Diese Kritik sei ungerechtfertigt, findet das Ja-Komitee, zumal nicht 1350 Lehrpersonen, sondern «nur» deren 1000 benötigt würden. Auch die Kostenschätzung sei übertrieben. Es sei lediglich mit 89 Millionen statt um die 120 Millionen Franken Zusatzkosten zu rechnen. Die Ausgaben seien gerechtfertigt, da der Gegenvorschlag zu wenig weit führe. Er sei lediglich ein Notfallplan. Deshalb hat das Ja-Komitee die Initiative nicht zurückgezogen - obwohl es dem Gegenvorschlag zustimmte.
«Zu teuer, zu ineffizient»
Die FDP und die SVP lehnen indes die Klassengrössen-Initiative und den Gegenvorschlag ab. Bei der FDP heisst es, es sei nicht erwiesen, dass die Qualität durch kleinere Klassen gesteigert werden könne. «Gegenvorschlag wie Initiative sind ineffizient und kosten die Gemeinden nur viel Geld», sagt Sabine Wettstein-Studer, FDP-Kantonsrätin und Mitglied der KBIK. Ohnehin betrage die durchschnittliche Klassengrösse bereits heute 20,7 Schüler. Zudem seien kleine Klassen nicht per se einfacher zu führen. «Eine Klasse mit 18 Kindern kann mehr Probleme machen als eine mit 24.»

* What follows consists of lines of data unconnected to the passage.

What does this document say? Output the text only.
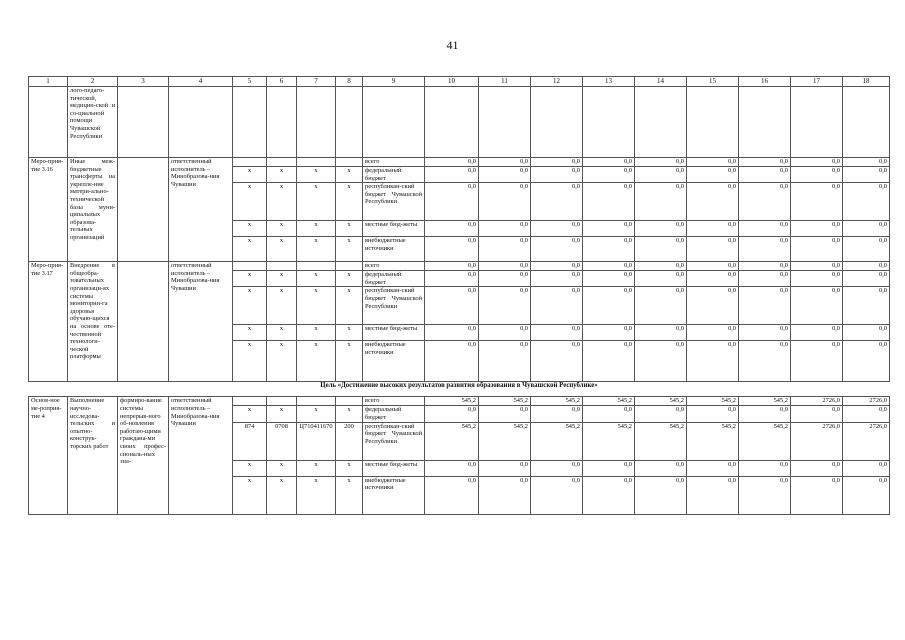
41
1	2	3	4	5	6	7	8	9	10	11	12	13	14	15	16	17	18
	лого-педаго-тической, медицин-ской и со-циальной помощи Чувашской Республики																
Меро-прия-тие 3.16	Иные меж-бюджетные трансферты на укрепле-ние матери-ально-технической базы муни-ципальных образова-тельных организаций		ответственный исполнитель – Минобразова-ния Чувашии					всего	0,0	0,0	0,0	0,0	0,0	0,0	0,0	0,0	0,0
				x	x	x	x	федеральный бюджет	0,0	0,0	0,0	0,0	0,0	0,0	0,0	0,0	0,0
				x	x	x	x	республикан-ский бюджет Чувашской Республики	0,0	0,0	0,0	0,0	0,0	0,0	0,0	0,0	0,0
				x	x	x	x	местные бюд-жеты	0,0	0,0	0,0	0,0	0,0	0,0	0,0	0,0	0,0
				x	x	x	x	внебюджетные источники	0,0	0,0	0,0	0,0	0,0	0,0	0,0	0,0	0,0
Меро-прия-тие 3.17	Внедрение в общеобра-зовательных организаци-ях системы мониторин-га здоровья обучаю-щихся на основе оте-чественной технологи-ческой платформы		ответственный исполнитель – Минобразова-ния Чувашии					всего	0,0	0,0	0,0	0,0	0,0	0,0	0,0	0,0	0,0
				x	x	x	x	федеральный бюджет	0,0	0,0	0,0	0,0	0,0	0,0	0,0	0,0	0,0
				x	x	x	x	республикан-ский бюджет Чувашской Республики	0,0	0,0	0,0	0,0	0,0	0,0	0,0	0,0	0,0
				x	x	x	x	местные бюд-жеты	0,0	0,0	0,0	0,0	0,0	0,0	0,0	0,0	0,0
				x	x	x	x	внебюджетные источники	0,0	0,0	0,0	0,0	0,0	0,0	0,0	0,0	0,0
Цель «Достижение высоких результатов развития образования в Чувашской Республике»																	
Основ-ное ме-роприя-тие 4	Выполнение научно-исследова-тельских и опытно-конструк-торских работ	формиро-вание системы непрерыв-ного об-новления работаю-щими граждана-ми своих профес-сиональ-ных зна-	ответственный исполнитель – Минобразова-ния Чувашии					всего	545,2	545,2	545,2	545,2	545,2	545,2	545,2	2726,0	2726,0
				x	x	x	x	федеральный бюджет	0,0	0,0	0,0	0,0	0,0	0,0	0,0	0,0	0,0
				874	0708	Ц710411670	200	республикан-ский бюджет Чувашской Республики	545,2	545,2	545,2	545,2	545,2	545,2	545,2	2726,0	2726,0
				x	x	x	x	местные бюд-жеты	0,0	0,0	0,0	0,0	0,0	0,0	0,0	0,0	0,0
				x	x	x	x	внебюджетные источники	0,0	0,0	0,0	0,0	0,0	0,0	0,0	0,0	0,0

Auch die SVP kritisiert diese Pauschalisierung. «Eine Qualitätssteigerung durch die Reduktion der Klassengrösse erreichen zu wollen, ist absurd», sagt SVP-Kantonsrat Claudio Zanetti, der wie Wettstein-Studer Mitglied bei der KBIK ist. Andere Kantone hätten bereits bessere Lösungen. Zudem erlaube der Blick auf das Budget keine solch hohen Ausgaben. Auch der Gegenvorschlag sei zu teuer. Das Argument der Initiativbefürworter, man spare immer an der Bildung, sei hingegen falsch. Man spare nicht an der Bildung, sondern in der Bildung, sagt Zanetti. Denn es werde zu viel Geld für Nebensächlichkeiten verwendet.